The plan should have the following typical structure and qualities:
To have a relevant reflection is also to know how to present it. Otherwise, a brilliant idea can go unnoticed, or at least not heard at its true value; in communication, marketing, even politics, there are many examples. It is not always the most brilliant presentation that we listen to, but often the best speaker or author.
You should take this into consideration when writing your final dissertation. The plan must be a service to your thinking, it must support it, contribute to making it better understood, give it the best assets. Thus it must appear coherent (your thinking and the sequence of your ideas must be articulated), well-distributed (one part of your development must not be much more extensive than another) and as simple as possible (intelligible to the greatest number of readers, even someone who does not know the subject.)

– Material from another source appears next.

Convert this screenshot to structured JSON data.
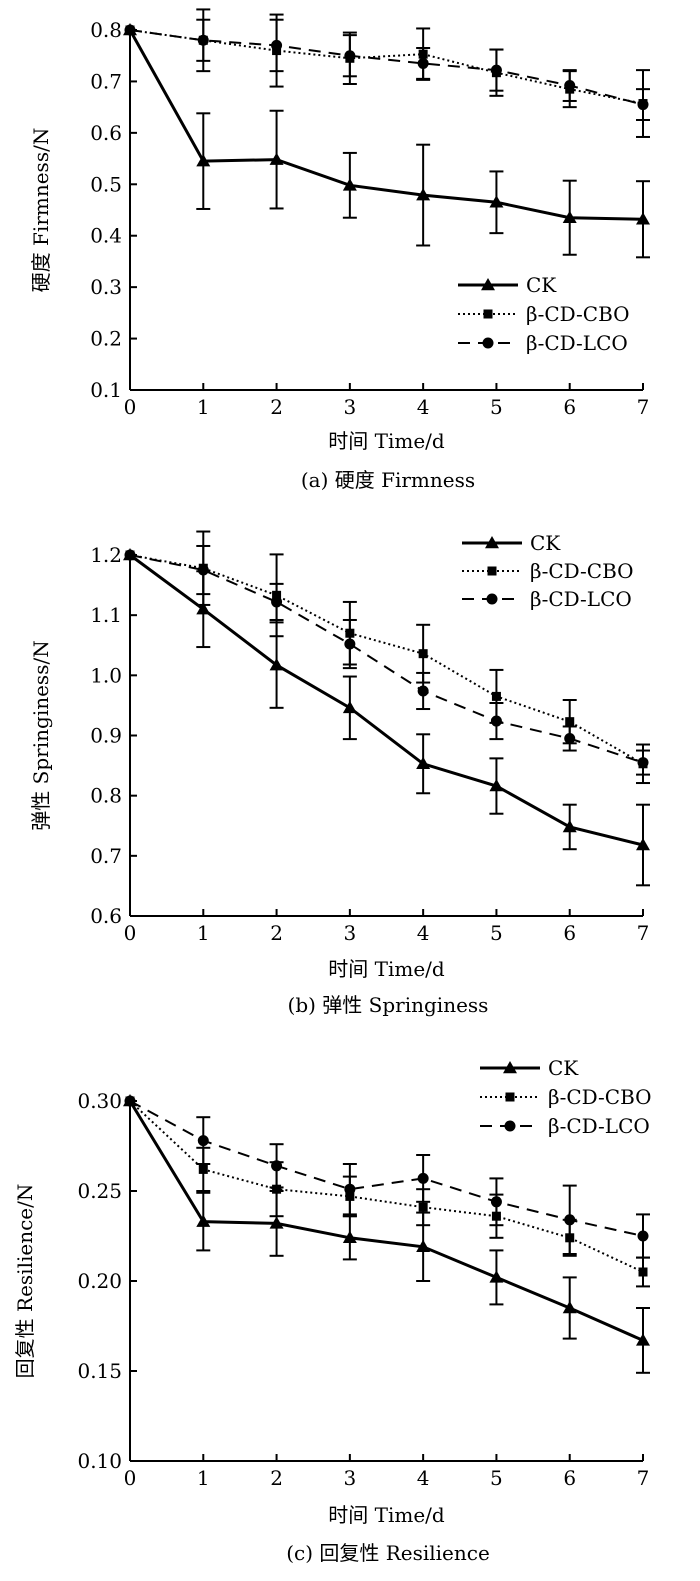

This may depend on your field of study, but as a general rule, all dissertations should contain:
A) An introduction preceded by the acknowledgements and possibly a preface in which you briefly introduce yourself.
B) After the introduction move on to the development, this divides your thesis into large chapters and then into sub-parts, the content of your reflection, mixing personal or professional experience and theoretical contributions seen in class.
There are different possible development plans that you can choose according to the mode of reflection that best corresponds to your way of working and your problem: dialectical plan (thesis, antithesis, synthesis), scientific plan (preliminary analysis, emission of a hypothesis then verification or not) or diagnostic plan (analysis of a problem and proposal of solutions).
C) After the development, logically comes the conclusion, which summarises the crucial points and includes an opening, letting the reader see what your reflection can reach beyond what he has just read.
D) The bibliography (this is indispensable to show the reader that you have the culture of your subject) and the accompanying documents finally complete your brief. An afterword can also be proposed, describing a little about your feeling and your perception of your research work.